- "Snackfection," a term coined by sweets and snacks producer Hershey, is at the heart of a "significant innovation" set for a fourth-quarter launch, John P. Bilbrey, Hershey chairman, president and CEO said on an earnings call last week.
- This particular snackfection could be the combination of snacks and confections that integrate characteristics like sweetness, saltiness and texture from a wide range of ingredients, such as chocolate, nuts, fruit, seeds and cookies pieces, to create new products that cross category lines.
- Bilbrey said that Hershey tends to focus on "sticky innovation," or "innovation that lasts." That innovation itself becomes a platform and "allows you then to expand even across brands because you’ve identified a need state that is really important," he said.

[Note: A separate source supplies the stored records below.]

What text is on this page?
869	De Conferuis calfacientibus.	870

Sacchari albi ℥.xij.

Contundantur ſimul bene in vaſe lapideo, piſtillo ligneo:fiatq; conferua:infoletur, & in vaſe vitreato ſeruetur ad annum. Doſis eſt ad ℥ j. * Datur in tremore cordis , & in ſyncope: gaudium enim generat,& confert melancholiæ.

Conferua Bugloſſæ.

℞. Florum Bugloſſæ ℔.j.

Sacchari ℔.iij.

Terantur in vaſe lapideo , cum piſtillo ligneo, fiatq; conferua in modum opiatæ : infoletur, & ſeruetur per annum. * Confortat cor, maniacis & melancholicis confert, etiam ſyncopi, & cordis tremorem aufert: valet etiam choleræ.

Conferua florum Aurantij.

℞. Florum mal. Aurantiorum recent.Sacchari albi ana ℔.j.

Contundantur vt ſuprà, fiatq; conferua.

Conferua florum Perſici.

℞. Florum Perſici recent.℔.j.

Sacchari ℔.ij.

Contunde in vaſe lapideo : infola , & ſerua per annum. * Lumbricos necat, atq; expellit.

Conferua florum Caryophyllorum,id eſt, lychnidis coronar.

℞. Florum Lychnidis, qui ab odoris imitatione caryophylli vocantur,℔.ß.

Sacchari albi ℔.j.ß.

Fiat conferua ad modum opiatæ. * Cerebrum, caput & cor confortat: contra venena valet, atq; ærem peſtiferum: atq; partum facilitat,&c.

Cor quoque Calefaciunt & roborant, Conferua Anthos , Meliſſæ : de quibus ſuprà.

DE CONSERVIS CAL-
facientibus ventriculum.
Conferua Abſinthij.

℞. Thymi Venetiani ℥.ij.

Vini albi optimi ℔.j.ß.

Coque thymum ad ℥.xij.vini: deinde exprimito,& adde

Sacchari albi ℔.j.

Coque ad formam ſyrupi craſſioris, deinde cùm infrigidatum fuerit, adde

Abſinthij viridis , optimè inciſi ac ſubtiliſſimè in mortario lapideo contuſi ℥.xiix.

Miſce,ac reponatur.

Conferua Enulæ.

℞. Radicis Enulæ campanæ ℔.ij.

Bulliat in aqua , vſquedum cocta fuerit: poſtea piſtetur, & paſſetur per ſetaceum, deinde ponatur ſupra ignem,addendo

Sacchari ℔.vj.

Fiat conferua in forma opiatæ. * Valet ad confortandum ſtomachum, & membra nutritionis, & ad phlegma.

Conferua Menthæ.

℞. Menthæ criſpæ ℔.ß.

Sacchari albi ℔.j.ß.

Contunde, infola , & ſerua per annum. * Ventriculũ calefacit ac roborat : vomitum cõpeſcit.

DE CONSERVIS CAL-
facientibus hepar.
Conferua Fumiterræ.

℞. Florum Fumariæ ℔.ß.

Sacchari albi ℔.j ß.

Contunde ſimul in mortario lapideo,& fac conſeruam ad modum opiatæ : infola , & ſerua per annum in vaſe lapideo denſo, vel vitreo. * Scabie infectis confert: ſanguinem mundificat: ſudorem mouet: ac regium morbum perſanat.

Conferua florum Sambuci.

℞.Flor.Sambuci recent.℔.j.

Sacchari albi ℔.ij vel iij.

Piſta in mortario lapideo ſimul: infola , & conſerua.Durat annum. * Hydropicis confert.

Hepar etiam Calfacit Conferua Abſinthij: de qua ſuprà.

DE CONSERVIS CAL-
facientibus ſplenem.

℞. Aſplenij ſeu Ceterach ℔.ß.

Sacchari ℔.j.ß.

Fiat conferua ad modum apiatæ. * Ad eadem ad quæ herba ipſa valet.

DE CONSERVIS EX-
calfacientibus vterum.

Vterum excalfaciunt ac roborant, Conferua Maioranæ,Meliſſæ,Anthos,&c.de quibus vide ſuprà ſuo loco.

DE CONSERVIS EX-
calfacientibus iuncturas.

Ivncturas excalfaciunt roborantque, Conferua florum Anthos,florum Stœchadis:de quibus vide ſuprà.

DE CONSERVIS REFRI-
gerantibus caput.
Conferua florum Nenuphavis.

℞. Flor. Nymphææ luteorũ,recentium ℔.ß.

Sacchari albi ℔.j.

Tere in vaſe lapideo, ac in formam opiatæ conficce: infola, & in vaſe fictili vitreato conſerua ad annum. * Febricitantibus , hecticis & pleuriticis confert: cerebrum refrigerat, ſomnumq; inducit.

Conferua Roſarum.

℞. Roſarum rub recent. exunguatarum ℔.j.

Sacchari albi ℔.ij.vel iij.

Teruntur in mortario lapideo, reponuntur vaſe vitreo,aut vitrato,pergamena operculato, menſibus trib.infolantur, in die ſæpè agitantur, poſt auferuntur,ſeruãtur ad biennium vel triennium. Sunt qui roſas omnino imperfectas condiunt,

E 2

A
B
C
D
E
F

The commitment to "snackfection" and consumers' demands for more complex textures has already been apparent in Hershey's acquisitive growth in addition to internal innovation investments.
Earlier this year, Hershey announced its acquisition of barkTHINS, a premium snacking chocolate brand that combines chocolate with ingredients like almonds, coconut and pretzels. In time for last year's holiday season, Hershey also launched Hershey's Kisses Deluxe, which added complexity to conventional Hershey's Kisses by incorporating a hazelnut center and rice crisps in the chocolate.
It's notable that Hershey has teased its upcoming "significant innovation" in the realm of snackfection well before its anticipated fourth-quarter launch.
The early announcement of new products can have mixed results. Campbell and Keurig announced a partnership to create Campbell's soup K-Cups about two years before the product actually debuted, when growth for single-serve beverages was surging. But Campbell ended up discontinuing the product less than a year later, in part because consumer sentiment toward the perceived wastefulness of single-serve packaging had begun to take hold by the time the product finally launched.
On the other hand, pre-merger Kraft Foods announced in April 2015 that it would remove artificial colors and flavors from its iconic Kraft Macaroni and Cheese brand. It did not re-announce the product's actual debut in stores, choosing instead to quietly release the reformulated product in December. It wasn't until March that Kraft Heinz announced it had released the new version of the product to stores, undetected by consumers or the media.
The key for Hershey's success with this new innovation will rely on just how relevant and broadly impacting a trend like snackfection might be. Considering separately the fast growth of snack foods and the continued growth of indulgent products like chocolate, the combination of the two segments could have the desired flavor and texture impact and figurative stickiness Hershey is after.